Aaron slipped an arm around her waist, pulling her closer, turning his head to catch the lips that had warmed his cheek. She made a soft, eager sound as their mouths met and opened to the sweep of his tongue, meeting his slow thrusts with languid, teasing strokes of her own.

She tasted even better than she had yesterday, so sweet and clean that his head spun and that feeling of intoxication returned. He wasn’t a man who indulged in drink, but he would gladly get drunk on Calliope’s kisses any time the opportunity presented itself.

It wasn’t long before the bags once again hit the dirt road.
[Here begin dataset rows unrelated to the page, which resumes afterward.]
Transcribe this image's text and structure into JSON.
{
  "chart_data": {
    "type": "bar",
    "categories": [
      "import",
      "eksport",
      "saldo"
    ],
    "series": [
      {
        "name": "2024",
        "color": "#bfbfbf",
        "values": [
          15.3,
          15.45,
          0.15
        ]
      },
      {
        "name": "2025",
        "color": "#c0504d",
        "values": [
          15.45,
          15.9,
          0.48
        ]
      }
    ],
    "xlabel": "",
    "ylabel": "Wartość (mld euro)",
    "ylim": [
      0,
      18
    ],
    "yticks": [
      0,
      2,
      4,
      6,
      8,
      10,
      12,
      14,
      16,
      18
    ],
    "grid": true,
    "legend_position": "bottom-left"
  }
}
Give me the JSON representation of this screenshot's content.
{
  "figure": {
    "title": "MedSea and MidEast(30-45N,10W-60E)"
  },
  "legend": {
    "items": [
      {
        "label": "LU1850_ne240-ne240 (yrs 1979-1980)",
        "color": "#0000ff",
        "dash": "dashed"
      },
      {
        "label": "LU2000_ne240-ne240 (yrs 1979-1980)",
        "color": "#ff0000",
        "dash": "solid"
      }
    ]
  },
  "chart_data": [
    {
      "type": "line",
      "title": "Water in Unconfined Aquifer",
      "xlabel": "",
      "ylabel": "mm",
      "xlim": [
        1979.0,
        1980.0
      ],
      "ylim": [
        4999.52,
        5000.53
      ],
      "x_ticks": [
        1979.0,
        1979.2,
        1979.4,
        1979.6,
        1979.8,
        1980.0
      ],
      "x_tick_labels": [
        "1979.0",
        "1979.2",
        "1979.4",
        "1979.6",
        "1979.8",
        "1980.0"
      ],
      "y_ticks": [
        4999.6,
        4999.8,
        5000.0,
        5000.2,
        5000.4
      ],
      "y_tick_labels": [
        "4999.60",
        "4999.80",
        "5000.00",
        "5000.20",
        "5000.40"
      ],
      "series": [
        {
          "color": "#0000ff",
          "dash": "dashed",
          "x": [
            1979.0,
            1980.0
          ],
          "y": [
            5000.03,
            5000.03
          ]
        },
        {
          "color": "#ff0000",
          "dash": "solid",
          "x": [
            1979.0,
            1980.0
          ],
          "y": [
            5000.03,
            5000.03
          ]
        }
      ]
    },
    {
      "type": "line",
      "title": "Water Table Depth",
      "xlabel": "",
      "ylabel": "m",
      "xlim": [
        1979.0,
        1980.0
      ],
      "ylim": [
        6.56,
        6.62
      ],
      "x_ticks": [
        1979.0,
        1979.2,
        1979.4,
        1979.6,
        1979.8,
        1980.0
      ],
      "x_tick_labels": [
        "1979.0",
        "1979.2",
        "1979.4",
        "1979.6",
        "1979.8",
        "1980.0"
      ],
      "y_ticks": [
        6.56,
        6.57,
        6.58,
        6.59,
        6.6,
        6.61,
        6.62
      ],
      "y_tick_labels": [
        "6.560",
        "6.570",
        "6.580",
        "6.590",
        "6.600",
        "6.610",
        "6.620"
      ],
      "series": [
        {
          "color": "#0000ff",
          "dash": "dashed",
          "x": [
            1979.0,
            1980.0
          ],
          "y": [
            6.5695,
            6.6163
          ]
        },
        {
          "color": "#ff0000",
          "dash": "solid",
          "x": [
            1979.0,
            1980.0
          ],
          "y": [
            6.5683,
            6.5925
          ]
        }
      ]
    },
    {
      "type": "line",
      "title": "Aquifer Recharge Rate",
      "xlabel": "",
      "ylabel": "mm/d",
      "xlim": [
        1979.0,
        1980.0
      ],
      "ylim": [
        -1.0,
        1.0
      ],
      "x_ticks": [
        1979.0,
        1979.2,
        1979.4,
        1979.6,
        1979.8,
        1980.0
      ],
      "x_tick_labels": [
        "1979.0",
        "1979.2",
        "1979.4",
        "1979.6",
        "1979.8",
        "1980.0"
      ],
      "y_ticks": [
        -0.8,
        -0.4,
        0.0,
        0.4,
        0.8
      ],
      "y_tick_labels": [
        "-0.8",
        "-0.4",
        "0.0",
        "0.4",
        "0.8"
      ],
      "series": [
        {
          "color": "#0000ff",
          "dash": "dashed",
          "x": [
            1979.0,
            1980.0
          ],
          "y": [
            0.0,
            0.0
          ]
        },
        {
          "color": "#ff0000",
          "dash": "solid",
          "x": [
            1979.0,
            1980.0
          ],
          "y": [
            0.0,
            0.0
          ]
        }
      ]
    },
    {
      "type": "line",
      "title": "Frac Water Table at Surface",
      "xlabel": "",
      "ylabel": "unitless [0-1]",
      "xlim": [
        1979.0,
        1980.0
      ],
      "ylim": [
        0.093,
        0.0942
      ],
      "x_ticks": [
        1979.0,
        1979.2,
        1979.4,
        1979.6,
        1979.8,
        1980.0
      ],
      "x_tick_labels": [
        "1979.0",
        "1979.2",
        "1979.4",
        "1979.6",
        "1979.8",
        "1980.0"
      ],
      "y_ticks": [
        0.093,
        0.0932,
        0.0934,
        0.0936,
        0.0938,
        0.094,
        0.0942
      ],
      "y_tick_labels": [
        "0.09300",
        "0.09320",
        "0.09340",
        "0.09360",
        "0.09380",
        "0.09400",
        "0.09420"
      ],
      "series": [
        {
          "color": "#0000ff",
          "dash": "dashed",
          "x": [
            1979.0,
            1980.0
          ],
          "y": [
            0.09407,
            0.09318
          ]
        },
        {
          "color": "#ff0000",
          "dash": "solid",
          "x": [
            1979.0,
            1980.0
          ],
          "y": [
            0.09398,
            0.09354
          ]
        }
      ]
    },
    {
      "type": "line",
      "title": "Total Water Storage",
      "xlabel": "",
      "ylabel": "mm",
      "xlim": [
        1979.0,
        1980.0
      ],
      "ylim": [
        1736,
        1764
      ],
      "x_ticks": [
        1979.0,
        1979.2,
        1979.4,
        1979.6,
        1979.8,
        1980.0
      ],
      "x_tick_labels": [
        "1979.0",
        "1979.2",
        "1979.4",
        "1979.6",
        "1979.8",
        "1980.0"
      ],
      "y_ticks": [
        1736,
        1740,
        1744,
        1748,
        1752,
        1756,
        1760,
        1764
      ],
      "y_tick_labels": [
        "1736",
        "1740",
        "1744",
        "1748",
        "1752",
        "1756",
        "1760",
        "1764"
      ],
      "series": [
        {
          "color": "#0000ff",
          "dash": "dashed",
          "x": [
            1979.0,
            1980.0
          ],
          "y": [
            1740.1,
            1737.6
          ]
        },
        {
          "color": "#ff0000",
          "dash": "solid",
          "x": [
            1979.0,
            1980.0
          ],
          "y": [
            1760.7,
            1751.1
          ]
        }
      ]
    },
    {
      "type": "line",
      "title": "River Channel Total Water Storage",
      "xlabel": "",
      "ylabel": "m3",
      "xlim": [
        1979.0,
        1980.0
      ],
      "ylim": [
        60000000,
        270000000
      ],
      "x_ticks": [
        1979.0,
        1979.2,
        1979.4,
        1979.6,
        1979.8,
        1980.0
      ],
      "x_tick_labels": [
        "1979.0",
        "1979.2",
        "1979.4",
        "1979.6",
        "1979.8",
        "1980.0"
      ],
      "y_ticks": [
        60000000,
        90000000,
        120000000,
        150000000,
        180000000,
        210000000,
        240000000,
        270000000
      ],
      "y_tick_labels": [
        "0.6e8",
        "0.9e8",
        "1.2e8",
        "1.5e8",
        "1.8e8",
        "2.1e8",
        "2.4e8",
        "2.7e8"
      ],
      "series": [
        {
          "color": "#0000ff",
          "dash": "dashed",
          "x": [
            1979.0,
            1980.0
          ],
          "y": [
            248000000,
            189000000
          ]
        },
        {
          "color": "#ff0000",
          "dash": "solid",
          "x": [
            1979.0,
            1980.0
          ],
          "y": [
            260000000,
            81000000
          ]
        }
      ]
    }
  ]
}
“I’ve been dying to touch you again,” Aaron confessed, both arms around her, smoothing up and down her back, cupping her buttocks in his palms before moving up to tangle in her hair. He would never get enough of feeling her against him. “I thought you regretted it.”

“No, never. I only worried—”

“Don’t worry.” He buried one hand in her hair, pulling her mouth closer, while his other palm urged her hips tight to his. She moaned and pulsed forward against his obvious arousal, her control vanishing as quickly as his own.

It was as if the second they touched, every barrier, every societal convention, every thought of how one “should” behave with a new lover melted into nothingness in the heat of their passion. It was uncommon in the best sense of the word, a rare abandon that Aaron was already coming to crave.

“You don’t understand,” she said, her words ending in a gasp as he ran his hand up her ribs to cup her breast. Her nipple tightened until he could feel the bud through the fabric. He hadn’t paid nearly enough attention to her breasts the first time they’d made love, an oversight he meant to make amends for immediately.

“Then explain it to me, love,” he said, kissing down the length of her neck.

He ignored the way that word kept finding its way into conversation. No matter that a part of him admitted to the madness of loving her, the old Aaron would never have made the mistake of uttering the word aloud. The old Aaron knew a thing or two about women—how to lure them in and how to frighten them away if need be.